讲不讲华语/周若鹏

忽然很多人讨论讲华语是不是没礼貌。明确一点,是说该不该在不谙华语的人面前用华语交谈。林伟杰律师的个人意见,居然放大到举国关注,对油棕出口没意见的、对《罗马规约》没意见的、对教育固打没意见的人,通通对该不该说华语很有意见。
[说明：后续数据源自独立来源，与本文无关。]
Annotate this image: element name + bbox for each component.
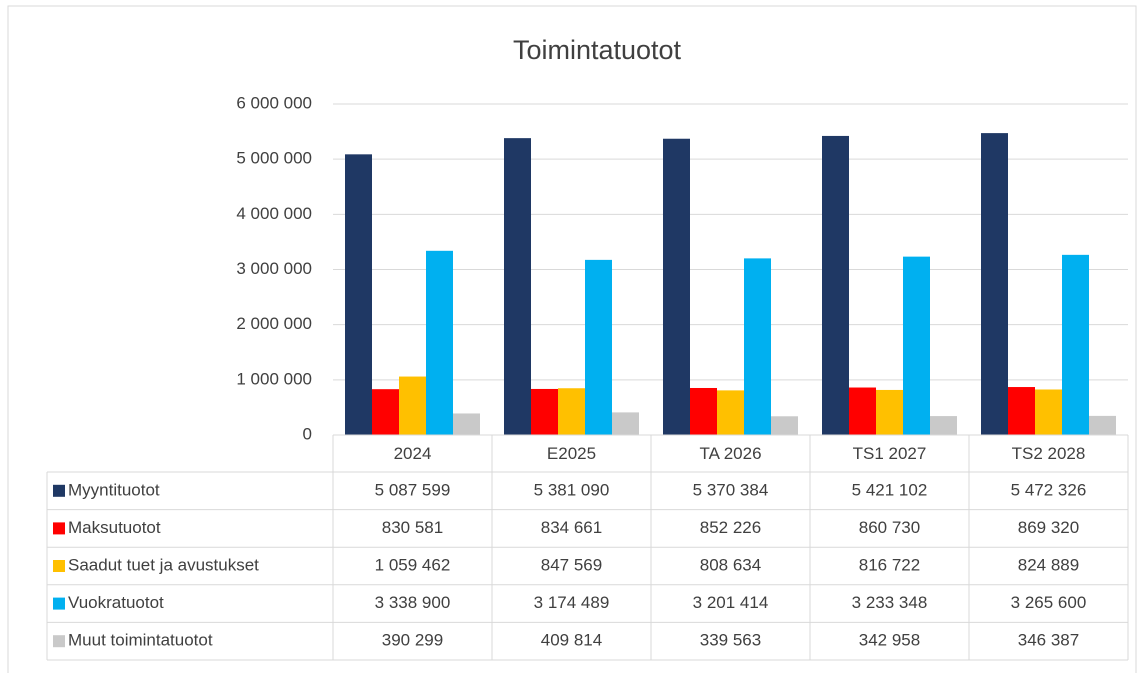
table-value: 816 722: [859, 555, 920, 574]
table-value: 5 472 326: [1011, 480, 1087, 499]
table-value: 409 814: [541, 631, 602, 650]
y-tick-label: 1 000 000: [236, 369, 312, 388]
table-value: 5 381 090: [534, 480, 610, 499]
legend-label: Myyntituotot: [68, 480, 160, 499]
chart-border: [7, 5, 1137, 673]
bar: [822, 135, 849, 436]
table-value: 5 087 599: [375, 480, 451, 499]
bar: [558, 388, 585, 435]
table-value: 346 387: [1018, 631, 1079, 650]
bar: [903, 256, 930, 435]
legend-label: Muut toimintatuotot: [68, 631, 213, 650]
bar: [1089, 415, 1116, 435]
bar: [585, 259, 612, 435]
bar: [531, 388, 558, 435]
bar: [1062, 254, 1089, 435]
table-value: 1 059 462: [375, 555, 451, 574]
x-tick-label: E2025: [547, 444, 596, 463]
bar: [690, 387, 717, 435]
bar: [504, 138, 531, 436]
table-value: 3 201 414: [693, 593, 769, 612]
bar: [717, 390, 744, 435]
bar: [771, 416, 798, 435]
x-tick-label: 2024: [394, 444, 432, 463]
table-value: 834 661: [541, 518, 602, 537]
table-value: 342 958: [859, 631, 920, 650]
table-value: 339 563: [700, 631, 761, 650]
y-tick-label: 5 000 000: [236, 149, 312, 168]
y-tick-label: 6 000 000: [236, 93, 312, 112]
table-value: 5 421 102: [852, 480, 928, 499]
bar: [1035, 389, 1062, 435]
x-tick-label: TS2 2028: [1012, 444, 1086, 463]
y-tick-label: 4 000 000: [236, 204, 312, 223]
table-value: 390 299: [382, 631, 443, 650]
legend-swatch: [53, 484, 65, 497]
table-value: 3 338 900: [375, 593, 451, 612]
legend-swatch: [53, 560, 65, 572]
chart-title: Toimintatuotot: [513, 35, 682, 65]
y-tick-label: 3 000 000: [236, 259, 312, 278]
table-value: 830 581: [382, 518, 443, 537]
table-value: 869 320: [1018, 518, 1079, 537]
bar: [744, 258, 771, 435]
bar: [453, 413, 480, 435]
bar: [930, 416, 957, 435]
table-value: 5 370 384: [693, 480, 769, 499]
bar: [981, 133, 1008, 435]
bar: [345, 154, 372, 436]
bar: [426, 250, 453, 435]
table-value: 852 226: [700, 518, 761, 537]
bar: [663, 138, 690, 435]
bar: [372, 389, 399, 435]
table-value: 860 730: [859, 518, 920, 537]
bar: [612, 412, 639, 435]
legend-swatch: [53, 597, 65, 610]
x-tick-label: TS1 2027: [853, 444, 927, 463]
bar: [399, 376, 426, 435]
table-value: 3 265 600: [1011, 593, 1087, 612]
y-tick-label: 0: [303, 424, 312, 443]
table-value: 3 233 348: [852, 593, 928, 612]
bar: [1008, 387, 1035, 435]
table-value: 808 634: [700, 555, 761, 574]
legend-label: Saadut tuet ja avustukset: [68, 555, 259, 574]
legend-label: Vuokratuotot: [68, 593, 164, 612]
bar: [849, 387, 876, 435]
y-tick-label: 2 000 000: [236, 314, 312, 333]
legend-label: Maksutuotot: [68, 518, 161, 537]
legend-swatch: [53, 522, 65, 535]
table-value: 824 889: [1018, 555, 1079, 574]
table-value: 3 174 489: [534, 593, 610, 612]
table-value: 847 569: [541, 555, 602, 574]
bar: [876, 389, 903, 435]
x-tick-label: TA 2026: [699, 444, 761, 463]
legend-swatch: [53, 635, 65, 648]
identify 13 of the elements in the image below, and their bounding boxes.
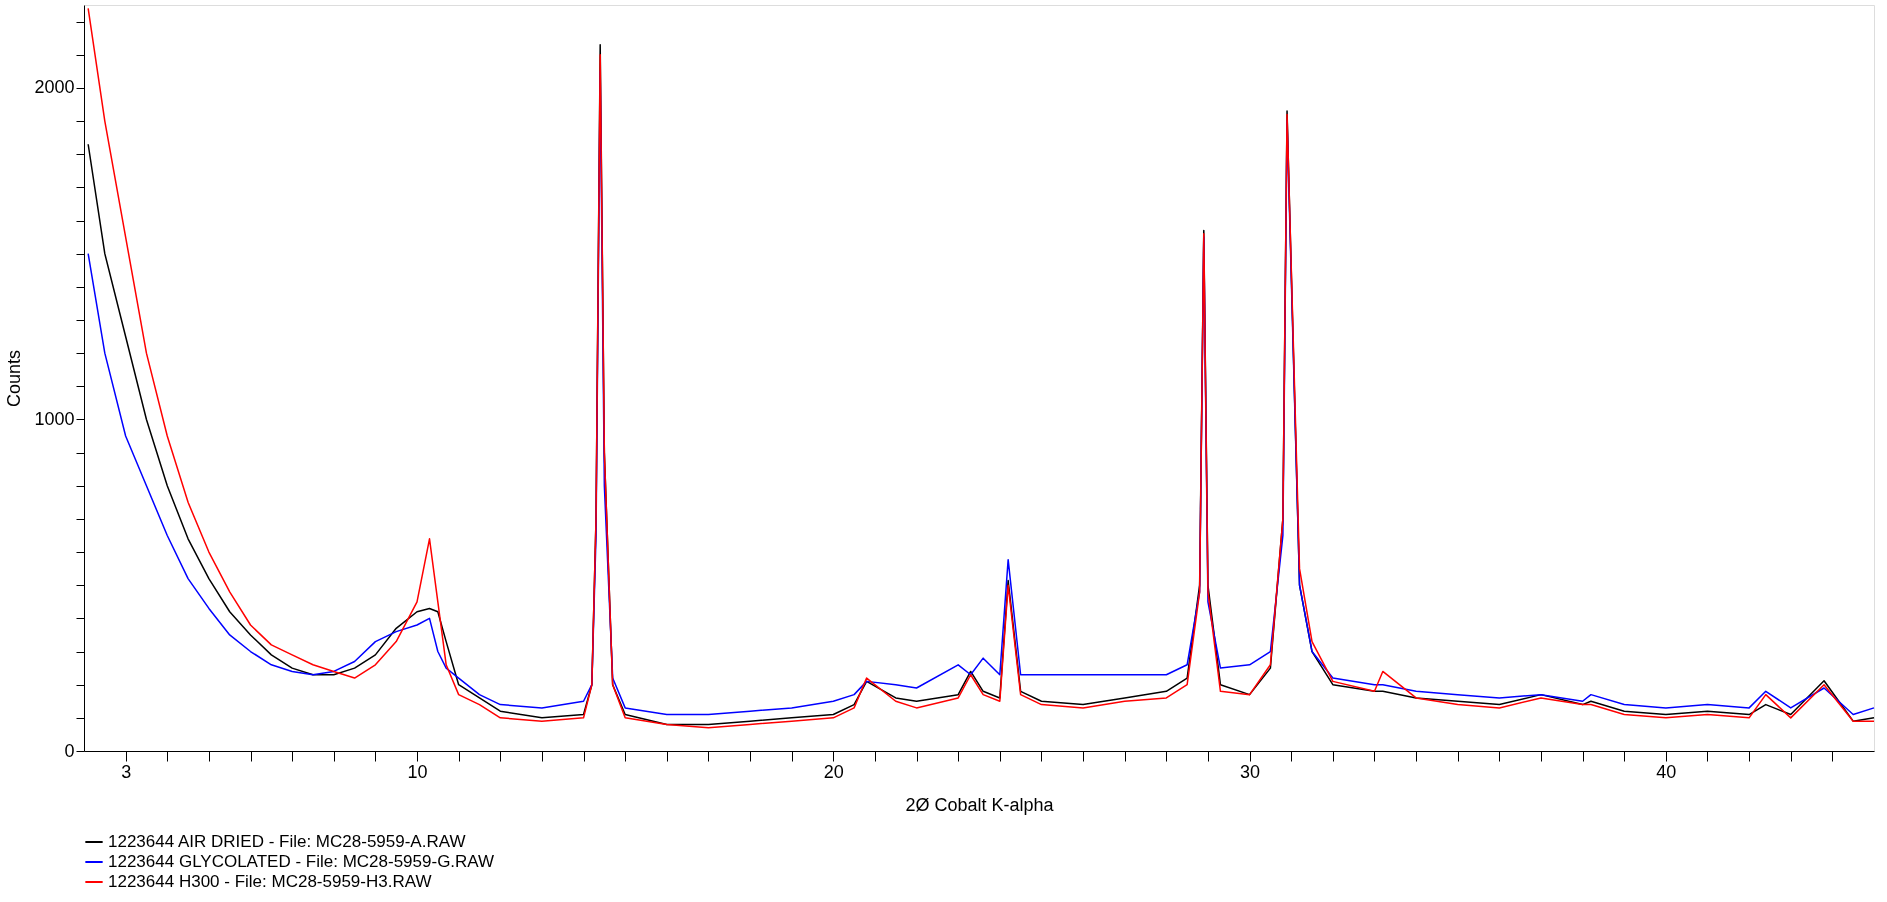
x-tick-label: 40: [1656, 761, 1677, 782]
x-tick-label: 30: [1240, 761, 1261, 782]
y-tick-label: 1000: [34, 408, 75, 429]
x-axis-title: 2Ø Cobalt K-alpha: [905, 794, 1055, 815]
x-tick-label: 10: [407, 761, 428, 782]
legend-label: 1223644 AIR DRIED - File: MC28-5959-A.RAW: [108, 832, 466, 851]
y-tick-label: 2000: [34, 77, 75, 98]
x-tick-label: 20: [823, 761, 844, 782]
legend-label: 1223644 GLYCOLATED - File: MC28-5959-G.RAW: [108, 852, 495, 871]
legend-label: 1223644 H300 - File: MC28-5959-H3.RAW: [108, 872, 432, 891]
y-axis-title: Counts: [4, 349, 25, 408]
x-tick-label: 3: [121, 761, 132, 782]
y-tick-label: 0: [64, 740, 75, 761]
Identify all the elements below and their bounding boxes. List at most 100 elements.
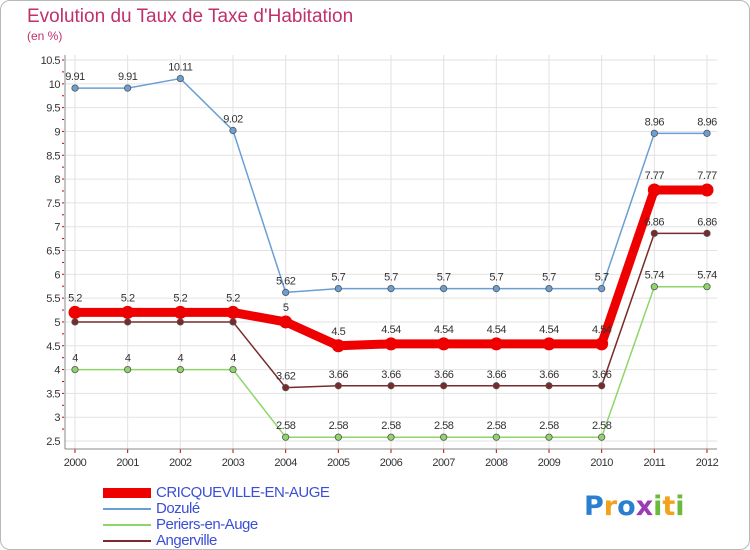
data-label: 4.5 — [331, 326, 345, 338]
x-tick-label: 2000 — [64, 457, 87, 469]
data-label: 2.58 — [329, 420, 349, 432]
data-point — [282, 288, 290, 297]
data-label: 5.2 — [68, 292, 82, 304]
data-label: 4 — [230, 353, 236, 365]
data-point — [492, 284, 500, 293]
data-label: 5.7 — [384, 272, 398, 284]
y-tick-label: 4.5 — [46, 341, 60, 353]
data-point — [598, 284, 606, 293]
legend-item: CRICQUEVILLE-EN-AUGE — [103, 484, 363, 501]
data-point — [489, 337, 503, 351]
y-tick-label: 9 — [54, 126, 60, 138]
y-tick-label: 8.5 — [46, 150, 60, 162]
logo-letter: P — [584, 491, 604, 522]
y-tick-label: 8 — [54, 174, 60, 186]
data-point — [71, 84, 79, 92]
data-point — [121, 305, 135, 319]
x-tick-label: 2012 — [696, 457, 719, 469]
x-tick-label: 2001 — [116, 457, 139, 469]
data-label: 2.58 — [539, 420, 559, 432]
x-tick-label: 2011 — [644, 457, 666, 469]
data-point — [124, 318, 132, 326]
data-label: 9.02 — [223, 113, 243, 125]
data-label: 5.74 — [645, 270, 665, 282]
data-label: 3.66 — [487, 369, 507, 381]
chart-title: Evolution du Taux de Taxe d'Habitation — [27, 6, 354, 27]
x-tick-label: 2002 — [169, 457, 192, 469]
data-point — [173, 305, 187, 319]
x-tick-label: 2009 — [538, 457, 561, 469]
x-tick-label: 2006 — [380, 457, 403, 469]
data-label: 4 — [178, 353, 184, 365]
data-point — [598, 433, 606, 441]
data-label: 5.62 — [276, 275, 296, 287]
data-point — [334, 433, 342, 441]
data-point — [71, 318, 79, 326]
data-label: 4 — [72, 353, 78, 365]
data-point — [229, 365, 237, 374]
data-label: 5.74 — [697, 270, 717, 282]
data-point — [68, 305, 82, 319]
x-tick-label: 2010 — [590, 457, 613, 469]
data-label: 9.91 — [118, 71, 138, 83]
x-tick-label: 2008 — [485, 457, 508, 469]
data-point — [440, 284, 448, 293]
data-label: 3.66 — [329, 369, 349, 381]
y-tick-label: 5.5 — [46, 293, 60, 305]
data-point — [545, 382, 553, 390]
legend-item: Dozulé — [103, 500, 363, 517]
data-label: 5.7 — [595, 272, 609, 284]
data-label: 6.86 — [645, 216, 665, 228]
data-point — [650, 229, 658, 237]
data-point — [595, 337, 609, 351]
data-point — [647, 183, 661, 197]
logo-letter: o — [617, 491, 636, 522]
logo-letter: r — [603, 491, 618, 522]
data-point — [282, 433, 290, 441]
proxiti-logo: Proxiti — [584, 491, 685, 522]
legend-label: CRICQUEVILLE-EN-AUGE — [156, 484, 330, 501]
data-point — [545, 284, 553, 293]
data-label: 9.91 — [65, 71, 85, 83]
y-tick-label: 3.5 — [46, 388, 60, 400]
y-tick-label: 5 — [54, 317, 60, 329]
data-point — [334, 382, 342, 390]
legend-swatch — [103, 488, 151, 498]
data-label: 4.54 — [487, 324, 507, 336]
data-point — [545, 433, 553, 441]
y-tick-label: 2.5 — [46, 436, 60, 448]
data-point — [124, 365, 132, 374]
data-point — [387, 284, 395, 293]
x-tick-label: 2007 — [432, 457, 455, 469]
data-point — [71, 365, 79, 374]
y-tick-label: 6.5 — [46, 246, 60, 258]
data-label: 5.2 — [121, 292, 135, 304]
data-point — [650, 129, 658, 137]
chart-subtitle: (en %) — [27, 29, 63, 43]
data-label: 5.7 — [331, 272, 345, 284]
data-point — [229, 126, 237, 135]
data-label: 4 — [125, 353, 131, 365]
data-label: 5.7 — [489, 272, 503, 284]
data-label: 4.54 — [539, 324, 559, 336]
data-point — [279, 315, 293, 329]
data-point — [282, 384, 290, 392]
data-point — [703, 129, 711, 137]
data-label: 3.62 — [276, 371, 296, 383]
data-label: 2.58 — [487, 420, 507, 432]
y-tick-label: 10 — [49, 79, 61, 91]
data-point — [331, 339, 345, 353]
legend-swatch — [103, 508, 151, 510]
logo-letter: x — [635, 491, 654, 522]
data-point — [437, 337, 451, 351]
data-point — [598, 382, 606, 390]
legend-swatch — [103, 524, 151, 526]
legend-label: Dozulé — [156, 500, 200, 517]
data-label: 3.66 — [381, 369, 401, 381]
data-point — [387, 433, 395, 441]
x-tick-label: 2004 — [274, 457, 297, 469]
data-point — [387, 382, 395, 390]
y-tick-label: 10.5 — [41, 55, 61, 67]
大课题不易讨论,一来离我们很远,似不觉痛痒;二来我们不具专业知识,不知来龙去脉,就算关心,也怕说错了惹人笑话,便跳过假装没看见。而说不说华语是切身的事,每个人都有一套看法,而且没有绝对的对错(虽然每个人都以为自以己绝对是对的),加上网络如纱把发言者和群众隔离,便可肆无忌惮地畅所欲言了,甚至有人到林律师的社媒账号无礼开骂。经济专家没几个,但人人都可以自认是“讲华语专家”、“礼貌专家”。



人言可畏

台湾女兽医简稚澄服务于桃园新屋动物保护教育园区,因政府规定经久无人领养的动物,必须对其执行“安乐死”,简医生因此被迫每周终结狗儿的生命,总数近千;而她是爱护动物的,桃园市议员王浩宇说她会“一边处理安乐死一边掉眼泪”;简医生向上级建议管制弃养、控制收容数量,但原来全世界公务员体制都一样——动不了、改不掉;躲在键盘后面的众“爱护动物专家”们对园区诸多攻击,尤其针对简医生,骂她“侩子手”、“女屠夫”。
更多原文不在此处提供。